Quem vê, Senhora, claro e manifesto1
o lindo ser de vossos olhos belos,
se não perder a vista só em vê-los,
já não paga o que deve a vosso gesto2.
Este me parecia preço honesto;
mas eu, por de vantagem merecê-los,
dei mais a vida e alma por querê-los,
donde já me não fica mais de resto.
Assi que a vida e alma e esperança
e tudo quanto tenho, tudo é vosso,
e o proveito disso eu só o levo.
Porque é tamanha bem-aventurança3
o dar-vos quanto tenho e quanto posso
que, quanto mais vos pago, mais vos devo.
Luís
de Camões, Rimas, edição de A.
J. da Costa Pimpão, Coimbra, Almedina, 1994, p. 125.
_________
1 claro e
manifesto – de forma clara e incontestável.
2 gesto –
rosto.
3 bem-aventurança
–
grande felicidade.
1. Explicite, com
base em dois aspetos significativos, o modo como o sujeito poético reage à
figura feminina evocada no poema. Fundamente a sua resposta com transcrições
pertinentes.
2. Considere as
afirmações seguintes sobre o soneto.
(A) O
sujeito poético dirige-se à Senhora através de uma apóstrofe.
(B) A
expressão «perder a vista» (verso 3) é usada com sentido metafórico.
(C) O
sujeito poético arrepende-se de desejar algo cujo preço elevado o impede de
saldar a dívida.
(D) O
poema ilustra o estilo engenhoso do poeta, nomeadamente no último terceto,
quando recorre à
antítese e ao paralelismo alcançado através do
jogo de palavras.
(E) Entre
a Senhora e o sujeito poético existe uma relação de igualdade.
Identifique as
duas afirmações falsas.
3. Selecione a
opção que completa corretamente a frase seguinte.

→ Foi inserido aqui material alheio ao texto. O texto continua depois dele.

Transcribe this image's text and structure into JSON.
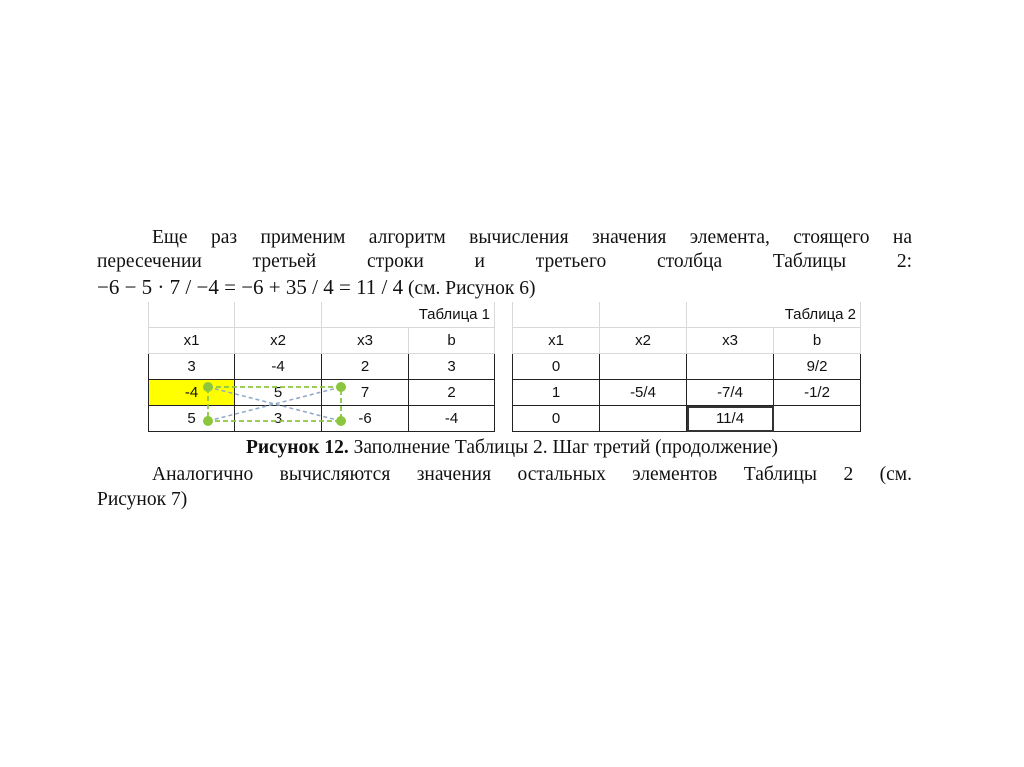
{
  "paragraph1": {
    "line1": "Еще раз применим алгоритм вычисления значения элемента, стоящего на",
    "line2": "пересечении третьей строки и третьего столбца Таблицы 2:",
    "math": "−6 − 5 · 7 / −4 = −6 + 35 / 4 = 11 / 4",
    "ref": "(см. Рисунок 6)"
  },
  "table1": {
    "title": "Таблица 1",
    "headers": [
      "x1",
      "x2",
      "x3",
      "b"
    ],
    "rows": [
      [
        "3",
        "-4",
        "2",
        "3"
      ],
      [
        "-4",
        "5",
        "7",
        "2"
      ],
      [
        "5",
        "3",
        "-6",
        "-4"
      ]
    ],
    "highlight_color": "#ffff00"
  },
  "table2": {
    "title": "Таблица 2",
    "headers": [
      "x1",
      "x2",
      "x3",
      "b"
    ],
    "rows": [
      [
        "0",
        "",
        "",
        "9/2"
      ],
      [
        "1",
        "-5/4",
        "-7/4",
        "-1/2"
      ],
      [
        "0",
        "",
        "11/4",
        ""
      ]
    ]
  },
  "caption": {
    "bold": "Рисунок 12.",
    "text": " Заполнение Таблицы 2. Шаг третий (продолжение)"
  },
  "paragraph2": {
    "line1": "Аналогично вычисляются значения остальных элементов Таблицы 2 (см.",
    "line2": "Рисунок 7)"
  },
  "colors": {
    "rectangle": "#8cc63f",
    "diagonals": "#8fa8c8"
  }
}
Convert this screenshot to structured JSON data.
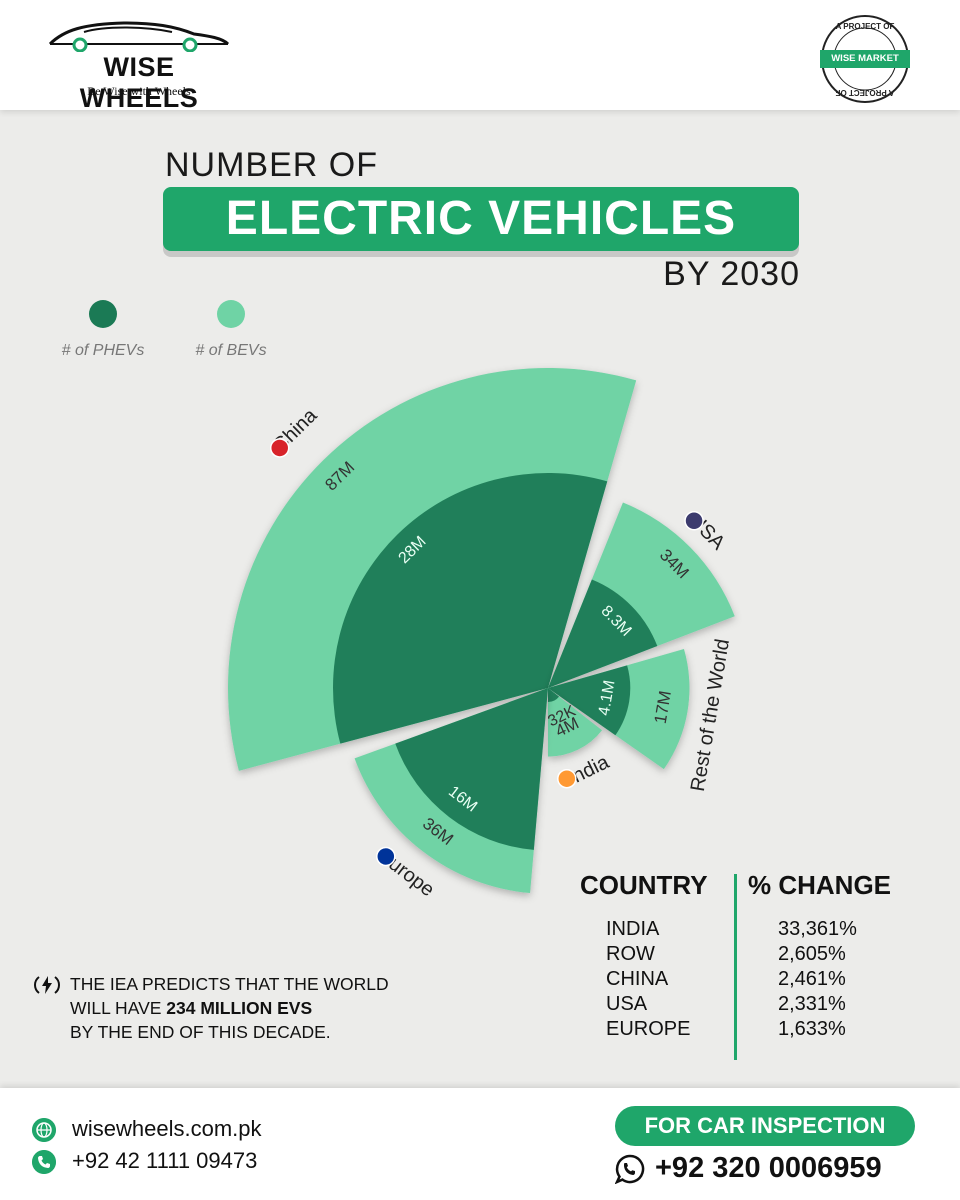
{
  "brand": {
    "name": "WISE WHEELS",
    "tagline": "Be Wise with Wheels",
    "seal_text": "WISE MARKET",
    "seal_ring_text": "A PROJECT OF"
  },
  "title": {
    "line1": "NUMBER OF",
    "line2": "ELECTRIC VEHICLES",
    "line3": "BY 2030"
  },
  "colors": {
    "accent": "#1fa66a",
    "phev": "#1b7a55",
    "bev": "#6fd3a5"
  },
  "legend": {
    "phev_label": "# of PHEVs",
    "bev_label": "# of BEVs"
  },
  "chart_data": {
    "type": "polar-area",
    "title": "Number of Electric Vehicles by 2030",
    "series": [
      {
        "name": "# of PHEVs",
        "color": "#1b7a55"
      },
      {
        "name": "# of BEVs",
        "color": "#6fd3a5"
      }
    ],
    "categories": [
      "China",
      "USA",
      "Rest of the World",
      "India",
      "Europe"
    ],
    "segments": [
      {
        "region": "China",
        "phev_label": "28M",
        "bev_label": "87M",
        "phev": 28,
        "bev": 87
      },
      {
        "region": "USA",
        "phev_label": "8.3M",
        "bev_label": "34M",
        "phev": 8.3,
        "bev": 34
      },
      {
        "region": "Rest of the World",
        "phev_label": "4.1M",
        "bev_label": "17M",
        "phev": 4.1,
        "bev": 17
      },
      {
        "region": "India",
        "phev_label": "32K",
        "bev_label": "4M",
        "phev": 0.032,
        "bev": 4
      },
      {
        "region": "Europe",
        "phev_label": "16M",
        "bev_label": "36M",
        "phev": 16,
        "bev": 36
      }
    ]
  },
  "table": {
    "header_country": "COUNTRY",
    "header_change": "% CHANGE",
    "rows": [
      {
        "country": "INDIA",
        "change": "33,361%"
      },
      {
        "country": "ROW",
        "change": "2,605%"
      },
      {
        "country": "CHINA",
        "change": "2,461%"
      },
      {
        "country": "USA",
        "change": "2,331%"
      },
      {
        "country": "EUROPE",
        "change": "1,633%"
      }
    ]
  },
  "footnote": {
    "line1": "THE IEA PREDICTS THAT THE WORLD",
    "line2_prefix": "WILL HAVE ",
    "line2_bold": "234 MILLION EVS",
    "line3": "BY THE END OF THIS DECADE."
  },
  "footer": {
    "website": "wisewheels.com.pk",
    "phone": "+92 42 1111 09473",
    "cta": "FOR CAR INSPECTION",
    "whatsapp": "+92 320 0006959"
  }
}
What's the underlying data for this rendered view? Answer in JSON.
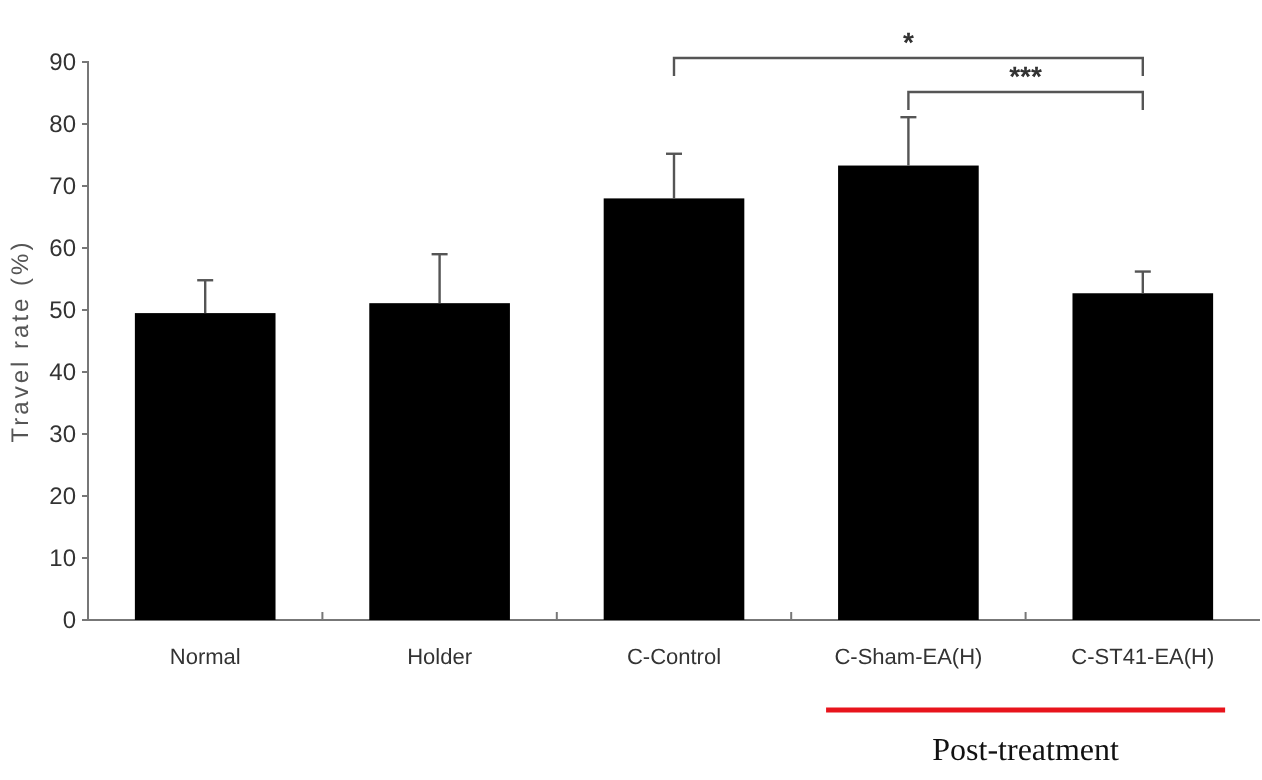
{
  "chart_data": {
    "type": "bar",
    "ylabel": "Travel rate (%)",
    "categories": [
      "Normal",
      "Holder",
      "C-Control",
      "C-Sham-EA(H)",
      "C-ST41-EA(H)"
    ],
    "values": [
      49.5,
      51.1,
      68.0,
      73.3,
      52.7
    ],
    "errors": [
      5.3,
      7.9,
      7.2,
      7.8,
      3.5
    ],
    "color": "#000000",
    "ylim": [
      0,
      90
    ],
    "yticks": [
      0,
      10,
      20,
      30,
      40,
      50,
      60,
      70,
      80,
      90
    ],
    "grid": false,
    "annotations": [
      "*",
      "***",
      "Post-treatment"
    ]
  }
}
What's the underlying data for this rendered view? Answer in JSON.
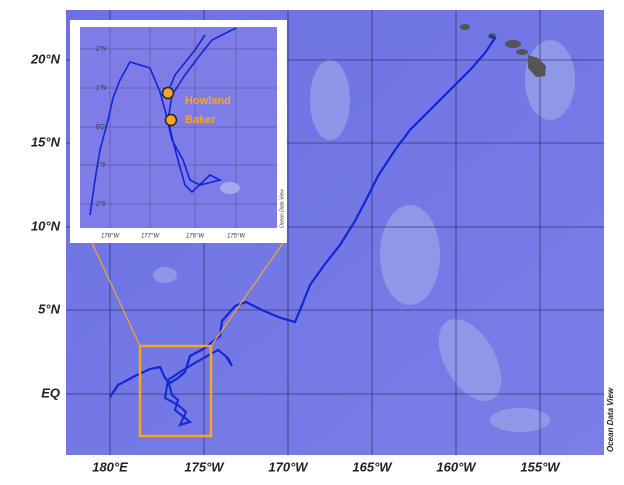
{
  "map": {
    "lat_labels": [
      "20°N",
      "15°N",
      "10°N",
      "5°N",
      "EQ"
    ],
    "lon_labels": [
      "180°E",
      "175°W",
      "170°W",
      "165°W",
      "160°W",
      "155°W"
    ],
    "credit": "Ocean Data View",
    "inset": {
      "lat_labels": [
        "2°N",
        "1°N",
        "EQ",
        "1°S",
        "2°S"
      ],
      "lon_labels": [
        "178°W",
        "177°W",
        "176°W",
        "175°W"
      ],
      "islands": [
        "Howland",
        "Baker"
      ],
      "credit": "Ocean Data View"
    }
  }
}
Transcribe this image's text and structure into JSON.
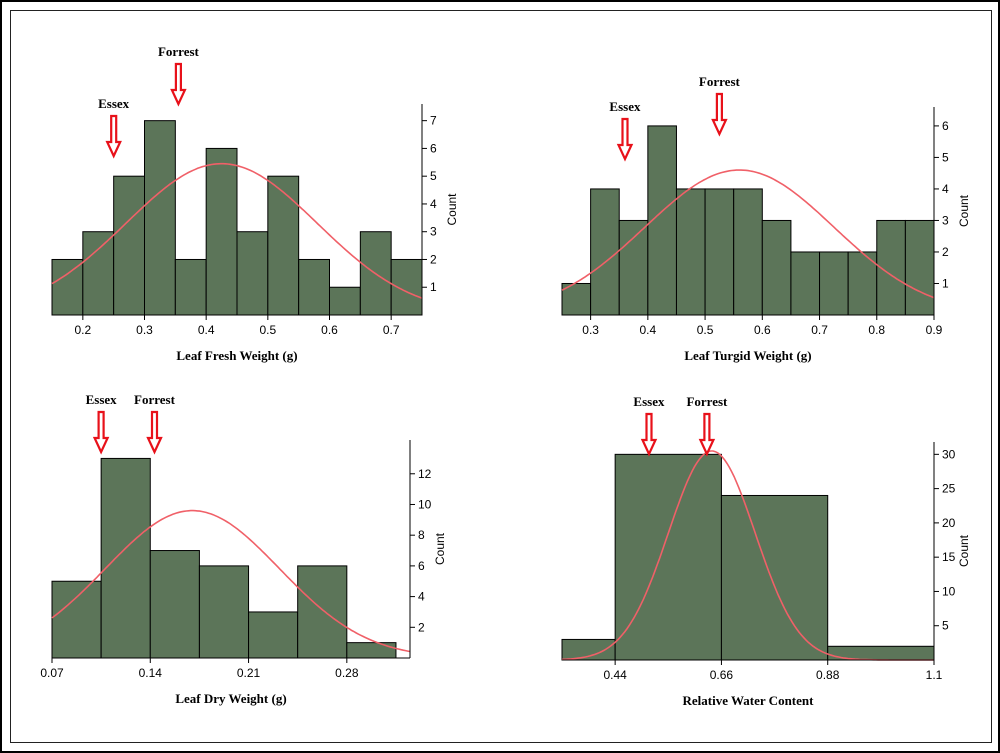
{
  "colors": {
    "bar": "#5c7559",
    "bar_edge": "#000000",
    "curve": "#f06068",
    "arrow": "#e8111a"
  },
  "chart_data": [
    {
      "id": "fresh",
      "type": "bar",
      "xlabel": "Leaf Fresh Weight (g)",
      "ylabel": "Count",
      "bin_edges": [
        0.15,
        0.2,
        0.25,
        0.3,
        0.35,
        0.4,
        0.45,
        0.5,
        0.55,
        0.6,
        0.65,
        0.7,
        0.75
      ],
      "values": [
        2,
        3,
        5,
        7,
        2,
        6,
        3,
        5,
        2,
        1,
        3,
        2
      ],
      "xlim": [
        0.15,
        0.75
      ],
      "ylim": [
        0,
        7.6
      ],
      "xticks": [
        0.2,
        0.3,
        0.4,
        0.5,
        0.6,
        0.7
      ],
      "xtick_labels": [
        "0.2",
        "0.3",
        "0.4",
        "0.5",
        "0.6",
        "0.7"
      ],
      "yticks": [
        1,
        2,
        3,
        4,
        5,
        6,
        7
      ],
      "curve": {
        "mean": 0.425,
        "sd": 0.155,
        "peak": 5.45
      },
      "annotations": [
        {
          "label": "Essex",
          "x": 0.25
        },
        {
          "label": "Forrest",
          "x": 0.355
        }
      ]
    },
    {
      "id": "turgid",
      "type": "bar",
      "xlabel": "Leaf Turgid Weight (g)",
      "ylabel": "Count",
      "bin_edges": [
        0.25,
        0.3,
        0.35,
        0.4,
        0.45,
        0.5,
        0.55,
        0.6,
        0.65,
        0.7,
        0.75,
        0.8,
        0.85,
        0.9
      ],
      "values": [
        1,
        4,
        3,
        6,
        4,
        4,
        4,
        3,
        2,
        2,
        2,
        3,
        3
      ],
      "xlim": [
        0.25,
        0.9
      ],
      "ylim": [
        0,
        6.6
      ],
      "xticks": [
        0.3,
        0.4,
        0.5,
        0.6,
        0.7,
        0.8,
        0.9
      ],
      "xtick_labels": [
        "0.3",
        "0.4",
        "0.5",
        "0.6",
        "0.7",
        "0.8",
        "0.9"
      ],
      "yticks": [
        1,
        2,
        3,
        4,
        5,
        6
      ],
      "curve": {
        "mean": 0.56,
        "sd": 0.165,
        "peak": 4.6
      },
      "annotations": [
        {
          "label": "Essex",
          "x": 0.36
        },
        {
          "label": "Forrest",
          "x": 0.525
        }
      ]
    },
    {
      "id": "dry",
      "type": "bar",
      "xlabel": "Leaf Dry Weight (g)",
      "ylabel": "Count",
      "bin_edges": [
        0.07,
        0.105,
        0.14,
        0.175,
        0.21,
        0.245,
        0.28,
        0.315
      ],
      "values": [
        5,
        13,
        7,
        6,
        3,
        6,
        1
      ],
      "xlim": [
        0.07,
        0.325
      ],
      "ylim": [
        0,
        14.2
      ],
      "xticks": [
        0.07,
        0.14,
        0.21,
        0.28
      ],
      "xtick_labels": [
        "0.07",
        "0.14",
        "0.21",
        "0.28"
      ],
      "yticks": [
        2,
        4,
        6,
        8,
        10,
        12
      ],
      "curve": {
        "mean": 0.17,
        "sd": 0.062,
        "peak": 9.6
      },
      "annotations": [
        {
          "label": "Essex",
          "x": 0.105
        },
        {
          "label": "Forrest",
          "x": 0.143
        }
      ]
    },
    {
      "id": "rwc",
      "type": "bar",
      "xlabel": "Relative Water Content",
      "ylabel": "Count",
      "bin_edges": [
        0.33,
        0.44,
        0.66,
        0.88,
        1.1
      ],
      "values": [
        3,
        30,
        24,
        2
      ],
      "xlim": [
        0.33,
        1.1
      ],
      "ylim": [
        0,
        31.8
      ],
      "xticks": [
        0.44,
        0.66,
        0.88,
        1.1
      ],
      "xtick_labels": [
        "0.44",
        "0.66",
        "0.88",
        "1.1"
      ],
      "yticks": [
        5,
        10,
        15,
        20,
        25,
        30
      ],
      "curve": {
        "mean": 0.64,
        "sd": 0.09,
        "peak": 30.5
      },
      "annotations": [
        {
          "label": "Essex",
          "x": 0.51
        },
        {
          "label": "Forrest",
          "x": 0.63
        }
      ]
    }
  ]
}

Na segunda quadra, o sujeito poético pretende
enfatizar
(A) a
sua entrega incondicional, a fim de ser merecedor de admirar a beleza singular
dos olhos da Senhora.
(B) o
seu descontentamento por ter de pagar o «preço honesto» exigido a quem
contempla a Senhora.
(C) o
contraste entre o preço a pagar para contemplar a Senhora e a bem-aventurança
que alcança.
(D) a
ideia de que, ao dar a vida e a alma para ser merecedor da beleza da Senhora,
se iguala aos outros.
4. Leia
a cantiga de amor a seguir transcrita, tendo em vista o estabelecimento de uma
comparação com o soneto camoniano “Quem vê, Senhora, claro e manifesto”.
A dona que eu
am’e tenho por senhor
amostrade-mi-a, Deus, se vos en prazer for1,
senom dade-mi2 a morte.
A que tenh’eu por lume3 destes olhos meus
e por que choram sempr’, amostrade-mi-a, Deus,
senom dade-mi a morte.
Essa que vós fezestes melhor parecer
de quantas sei, ai, Deus!, fazede-mi-a veer4,
senom dade-mi a morte.
Ai Deus! que mi a fezestes mais ca mim amar5,
mostrade-mi-a, u6 possa com ela falar,
senom dade-mi a morte.
Cantigas
Medievais Galego-Portuguesas, Vol. I, edição de
Graça Videira Lopes, Lisboa, Biblioteca Nacional de Portugal, 2016, pp.
151-152.
___________
1 amostrade-mi-a,
Deus, se vos en prazer for – mostrai-ma, Deus, se vos agradar.
2 dade-mi
–
dai-me.
3 lume – luz.
4 fazede-mi-a
veer – fazei-me vê-la.
5 mi a
fezestes mais ca mim amar – fizeste com que eu a amasse mais do que a mim
próprio.
6 u – onde.
4.1. Escreva uma
breve exposição na qual compare os dois poemas quanto às ideias expressas.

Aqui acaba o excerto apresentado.